Présenté par l’équipe du film et son réalisateur Abel Ferry, Gibier nous vient comme une battue sanglante, les bottes couvertes de boue et le sourire carnassier. Seize ans après Vertige, qui avait déclenché des sueurs froides en altitude, il plonge cette fois son public dans un abattoir dans lequel même les cris des porcelets sonnent comme un requiem punk.

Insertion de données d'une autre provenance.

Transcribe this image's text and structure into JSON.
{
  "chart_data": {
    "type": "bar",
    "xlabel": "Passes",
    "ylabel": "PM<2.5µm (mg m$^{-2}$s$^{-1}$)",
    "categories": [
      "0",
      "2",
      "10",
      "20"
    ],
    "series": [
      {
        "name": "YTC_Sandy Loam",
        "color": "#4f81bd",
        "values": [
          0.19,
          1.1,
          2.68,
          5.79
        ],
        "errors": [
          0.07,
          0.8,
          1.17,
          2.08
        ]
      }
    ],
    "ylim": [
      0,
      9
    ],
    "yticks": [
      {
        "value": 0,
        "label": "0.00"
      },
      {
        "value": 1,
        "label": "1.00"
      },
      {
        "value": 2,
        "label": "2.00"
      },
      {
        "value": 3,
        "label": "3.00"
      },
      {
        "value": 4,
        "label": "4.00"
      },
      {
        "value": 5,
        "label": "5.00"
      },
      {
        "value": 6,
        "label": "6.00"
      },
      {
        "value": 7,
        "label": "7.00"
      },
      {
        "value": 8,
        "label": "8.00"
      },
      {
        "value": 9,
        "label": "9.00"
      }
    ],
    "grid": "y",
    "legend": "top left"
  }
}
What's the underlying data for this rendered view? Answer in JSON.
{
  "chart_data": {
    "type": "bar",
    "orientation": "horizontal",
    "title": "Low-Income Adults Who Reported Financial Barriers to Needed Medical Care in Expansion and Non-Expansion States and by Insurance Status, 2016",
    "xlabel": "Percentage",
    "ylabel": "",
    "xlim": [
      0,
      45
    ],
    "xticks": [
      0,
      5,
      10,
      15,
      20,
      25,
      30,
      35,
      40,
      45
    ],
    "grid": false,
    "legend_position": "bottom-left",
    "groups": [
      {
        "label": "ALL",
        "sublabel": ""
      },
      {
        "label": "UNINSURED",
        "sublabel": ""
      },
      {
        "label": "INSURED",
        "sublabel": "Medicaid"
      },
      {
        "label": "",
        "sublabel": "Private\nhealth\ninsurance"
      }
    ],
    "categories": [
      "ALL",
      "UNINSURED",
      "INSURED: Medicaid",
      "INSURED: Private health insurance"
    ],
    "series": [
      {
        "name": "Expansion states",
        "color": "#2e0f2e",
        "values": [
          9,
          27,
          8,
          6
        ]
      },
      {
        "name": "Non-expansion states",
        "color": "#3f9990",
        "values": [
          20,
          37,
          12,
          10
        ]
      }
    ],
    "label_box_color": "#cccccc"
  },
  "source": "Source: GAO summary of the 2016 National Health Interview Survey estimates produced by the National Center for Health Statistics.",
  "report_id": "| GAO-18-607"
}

Gibier, sous ses airs de menu carnivore, est moins une ode au steak qu’un uppercut idéologique, une fresque dans laquelle l’utopie communautaire rencontre le broyeur de chairs.
Au départ, c’est presque bucolique : une poignée d’activistes, fatigués de la crasse sociale et des cerveaux débranchés, se retirent à la campagne pour bricoler leur havre idéal. Mais il suffit d’un camion rempli de cochons martyrisés pour que la colère monte et que la caméra se transforme en arme de guerre. L’idée paraît simple – filmer l’horreur et la balancer en ligne – mais Ferry s’amuse à brouiller les pistes, lâchant sur leur chemin un gérant d’abattoir joué par Olivier Gourmet, politicien en puissance et seigneur des côtelettes, qui protège son empire comme un mafieux.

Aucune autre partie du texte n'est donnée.